The digital world is filled with acronyms. KPI. PPC. UGC. CTA. ROI.
Everywhere you look, there's a heaping bowl of alphabet soup. But this blog post is not dedicated to striking jargon from our marketing vocabulary. Instead, we're focused on two specific acronyms: SEO and SEM.
You've likely heard of them. You might know that both terms have something to do with search engines. And that's probably about it, right?
Let's change that.
What Are SEO and SEM?
Search engine optimization, or SEO, is the practice of optimizing your website via content, domain authority, and technical updates to help the site rank higher in Google search results. When someone searches using a term related to the content on your website, SEO helps your site come up in the results. SEO is organic — it's sometimes known as "organic search" — which means you don't have to pay for your site to rank higher in search results; you just have to use the right tools and tactics to improve your ranking.
And then we have search engine marketing, or SEM. This term essentially refers to advertising on a search engine's results page. SEM is a paid strategy that allows marketers to drive traffic to their websites by paying for each click an advertisement receives. Some refer to SEM as "paid search."
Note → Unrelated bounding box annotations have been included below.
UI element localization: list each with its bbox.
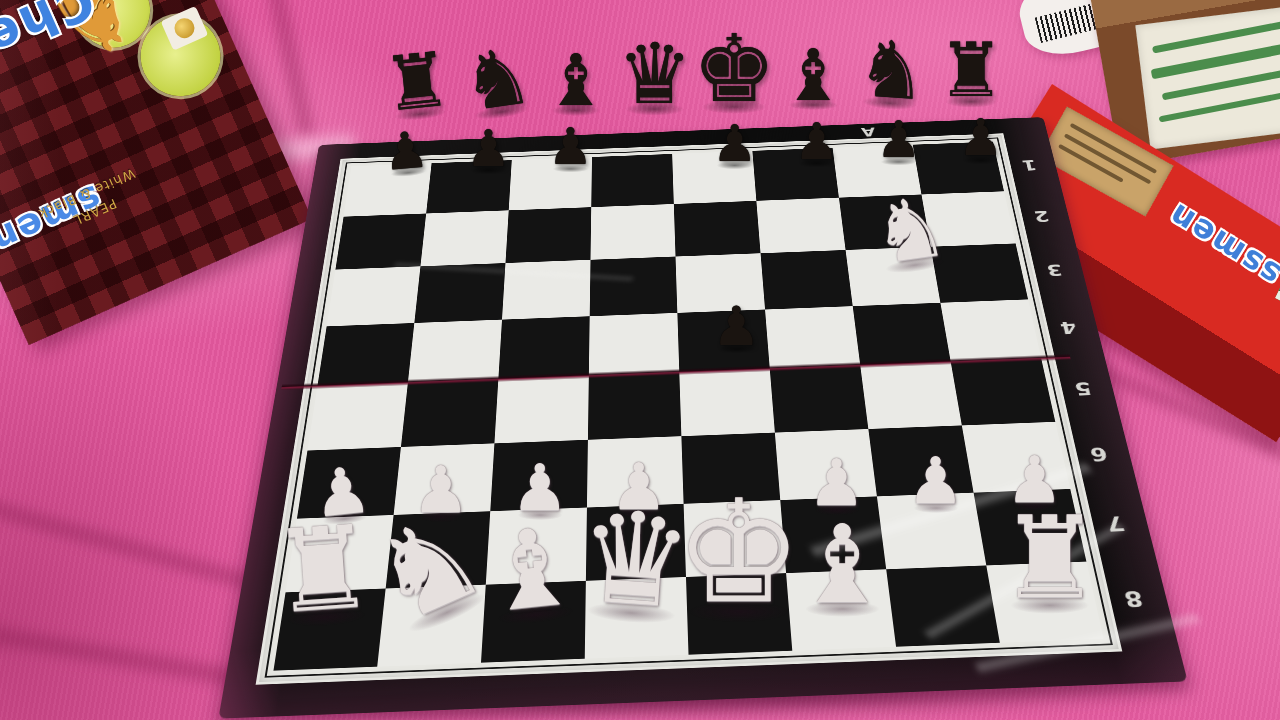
piece-black-bishop-f8: ♝ (781, 40, 845, 111)
square-f7 (756, 197, 845, 253)
square-f5 (765, 306, 860, 369)
piece-black-bishop-c8: ♝ (544, 45, 608, 116)
square-e8 (672, 151, 756, 204)
square-d3 (587, 436, 684, 508)
square-d2 (586, 504, 686, 581)
square-b5 (408, 319, 502, 382)
square-g5 (853, 302, 951, 365)
square-g3 (868, 425, 973, 496)
box-label (1135, 2, 1280, 149)
square-d5 (589, 313, 679, 376)
square-d7 (590, 204, 675, 260)
square-e2 (684, 500, 786, 576)
square-a3 (297, 447, 401, 519)
square-e7 (674, 201, 761, 257)
square-c6 (502, 260, 590, 320)
square-a8 (344, 163, 432, 216)
square-a4 (308, 383, 408, 451)
square-g4 (860, 362, 962, 429)
square-b8 (426, 160, 512, 213)
square-f2 (780, 496, 886, 572)
square-c8 (509, 157, 592, 210)
square-g1 (886, 565, 1000, 647)
square-b1 (377, 584, 486, 666)
square-f4 (770, 365, 869, 432)
square-a2 (286, 515, 394, 592)
piece-black-knight-g8: ♞ (855, 29, 931, 112)
square-b2 (386, 511, 491, 588)
square-g2 (877, 493, 986, 569)
piece-black-king-e8: ♚ (692, 22, 776, 115)
barcode-icon (1035, 3, 1100, 43)
square-e5 (677, 309, 769, 372)
square-h1 (986, 561, 1103, 643)
square-g8 (833, 145, 922, 198)
square-d8 (591, 154, 674, 207)
square-f6 (761, 250, 853, 309)
square-b6 (414, 263, 505, 323)
file-label-a: A (851, 124, 886, 139)
square-c5 (498, 316, 589, 379)
square-h2 (974, 489, 1087, 565)
board-squares (273, 142, 1103, 671)
square-b4 (401, 379, 498, 446)
chess-board: 12345678 A (218, 117, 1187, 718)
square-f3 (775, 429, 877, 500)
square-c3 (490, 439, 588, 511)
square-d4 (588, 372, 681, 439)
square-f1 (786, 569, 896, 651)
box-label-text: PEARL White & Black (35, 164, 146, 242)
square-h6 (931, 243, 1028, 302)
piece-black-knight-b8: ♞ (456, 36, 537, 124)
square-e3 (681, 432, 780, 504)
chess-box-left: ♞ Chess smen PEARL White & Black (0, 0, 312, 345)
square-d1 (585, 577, 689, 659)
square-a7 (335, 213, 426, 269)
photo-scene: ♞ Chess smen PEARL White & Black ssmen (0, 0, 1280, 720)
square-c7 (505, 207, 591, 263)
square-h8 (913, 142, 1004, 195)
piece-black-rook-a8: ♜ (380, 42, 454, 123)
square-h4 (951, 358, 1056, 425)
square-b3 (394, 443, 495, 515)
piece-black-queen-d8: ♛ (617, 32, 692, 116)
square-d6 (590, 257, 678, 316)
box-brand-text: ssmen (1161, 195, 1280, 294)
square-c2 (486, 508, 587, 585)
square-c1 (481, 580, 586, 662)
square-b7 (420, 210, 508, 266)
square-h5 (940, 299, 1041, 362)
square-h3 (962, 421, 1070, 492)
square-e4 (679, 369, 775, 436)
square-a6 (327, 266, 421, 326)
square-g6 (846, 247, 941, 306)
square-g7 (839, 194, 931, 250)
square-a1 (273, 588, 385, 671)
square-c4 (494, 376, 588, 443)
piece-black-rook-h8: ♜ (938, 33, 1005, 108)
square-a5 (317, 323, 414, 386)
square-h7 (921, 191, 1015, 247)
square-f8 (752, 148, 839, 201)
square-e1 (686, 573, 792, 655)
gold-seal-icon (171, 15, 197, 41)
square-e6 (676, 253, 765, 312)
Some marketers consider SEM to be an umbrella term that includes SEO, but that's not entirely accurate. While SEO is entirely organic, SEM is definitely not.
How SEO Works
SEO can be a powerful strategy for small businesses in local markets because it's a cost-effective approach to optimize for local situations. It also offers the cheapest cost per conversion of any available marketing effort. Considering the top five links on the first page of Google search results garner more than 67% of all clicks, SEO is definitely worth the investment of time and resources.
Small businesses can hire SEO companies to optimize their websites through content and back-end technical tweaks. Oftentimes, SEO companies offer a variety of packages that fit different business needs. For example, a less competitive industry means a business probably won't need to produce a ton of content to rank higher in search results. In a more competitive industry, however, a small business may want to get aggressive with content production to boost its SEO results.
When Should You Use SEM?
When considering SEO vs. paid search, it's important to remember that SEM only involves paying for the clicks you receive. With SEM, your link appears at the top of a search results page — above the organic search results.
What's more, you can control how much you spend each month. SEM is "pull advertising," which means people who click your links are already looking for your product or service. In other words, you're not pushing your message in front of people who don't care.
Demonstrating the return on investment of your SEM efforts is important for justifying your digital marketing strategy. Google found that, on average, advertisers on the Google Ads platform made $2 for every dollar they spent. For small businesses and local marketing efforts, SEM is just as effective as SEO when it comes to increasing conversions and traffic.
Organic Search vs. Paid Search
Let's say one potential customer searches for the most common question regarding bariatric surgery: "Does insurance cover bariatric surgery?" Since this is a popular search, you might want to use SEM and pay Google to ensure that your website shows up before the search results. If your site has relevant content but doesn't specifically answer the search query, Google will charge you more money per click than it would if you had search-optimized content that directly answered the question. The more relevant your content, the lower your cost per click.
SEO is about creating new, high-quality content that is relevant to your audience. If you didn't have content directly relating to the question above about bariatric surgery, your SEO team could create a piece of content focused on that precise question. Then, you could start sending your SEM traffic to that relevant piece of content — while enjoying a reduced cost per click.
In the end, the question shouldn't be whether you should use organic or paid search. Every company should be using a combination of the two.
SEO and SEM aren't mutually exclusive; they work better together. To get the best results, use one to inform the other — and vice versa. For small businesses, this can make the difference between seeing an uptick in website traffic and conversions or being buried beneath pages of competitors' links.